The feel of her clit against my tongue is almost enough to burn. Too bright for mere mortals. I curl myself around her, letting her feel my desire, my devotion. She’s the one who moves first, finding friction against my tongue. Yes, mon ami. Take what you need. Fuck me.

I don’t have to say the words, because she’s finding freedom underneath the stars. Finding safety in this shared dream, where she can rock her hips against my face, pulling her own orgasm to the surface.

Two fingers slide in easily. It’s a little harder to fit the third, because she’s still tight. Still untried, so I move her softly—easy, easy. I twist my fingers inside her to the same rhythm she’s given me, because she is the one playing me. I may have arrived with my bedroom tricks and my sexual experience, but they were only an ordinary song. She’s the one who turned it into something new, something beautiful. Something uniquely her own, the way she does at the piano every day.

She comes with a wild sound at the sky, her head thrown back.
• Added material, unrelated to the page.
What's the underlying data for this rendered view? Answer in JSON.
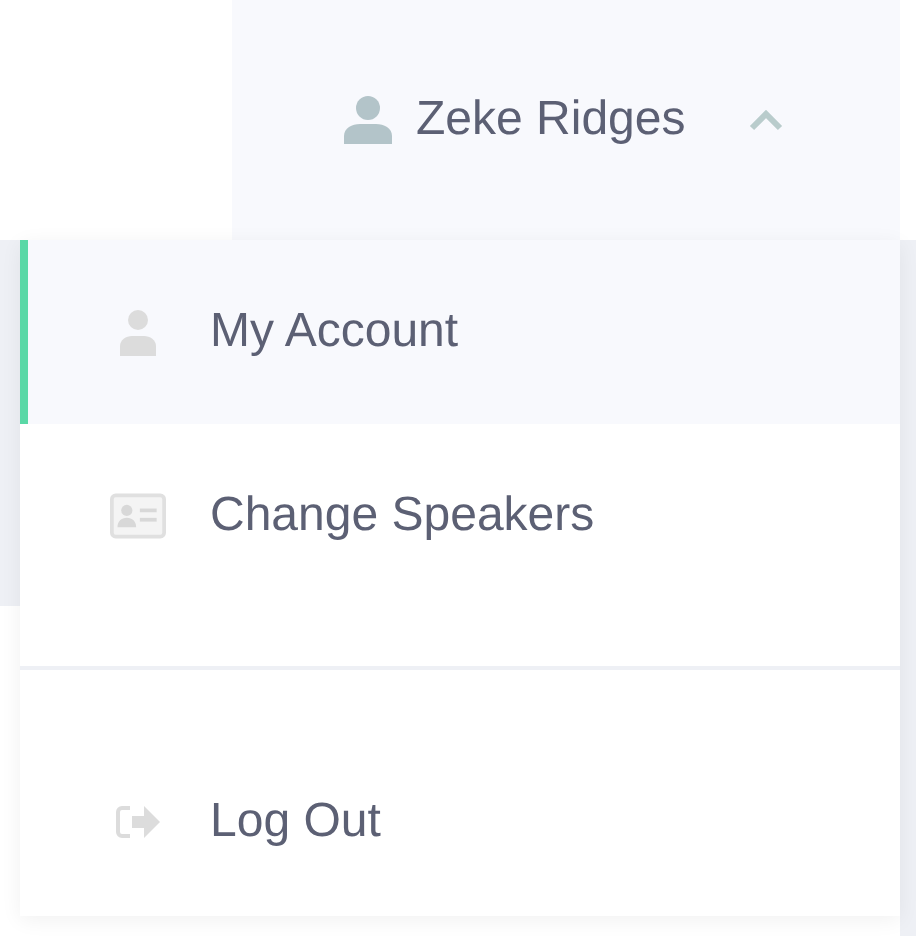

There’s something animalistic about her like this, naked and primal. It calls to something primal in me, and I tear off my clothes with an urgency that causes the bespoke shirt to rip. And I don’t fucking care. All I need is to feel her against me, around me, underneath me. Nothing else matters.

I mount her with a need unlike anything I’ve ever known, barely tugging on a condom before I press inside her, expecting to find relief, surcease in the wet heat of her pussy. It only drives me higher, the swollen pressure, only makes me need more, feeling her dampness at the base of my cock.

She doesn’t watch the night sky anymore. She’s looking into my eyes, but her expression holds the same wonder, the same wariness. What does she see inside me? There’s a vast emptiness there, too. Only she has the stars. Only with her is there ever any light.

“Once more,” I tell her. “Come again, so I can feel you on my cock. That’s how I want to come, Bea. Against my will, with your beautiful body forcing it out of me.”

Her eyelids lower. “Make me.”

So I angle her hips to receive my thrust in the right place and then drive home. It only takes a single thrust before she’s panting, squealing, squirming to get away. It’s too acute, this kind of pleasure, but the challenge can only be answered this way. Again and again. I fuck her until she comes with an almost guttural sound, grasping at my shoulders, clawing at them as if we’ll never get close enough.

The pain would be enough to wake me from a dream, so I relish the red marks she leaves on my skin, proof that I must be awake even as an orgasm rips through me like a shooting star, too fierce to be contained by my skin, rushing out of me like a thousand fiery sparks. I convulse over Bea’s body, collapsing onto her because she’s the only relief I’ve found in a wide-open universe, the only light in a too-dark sky.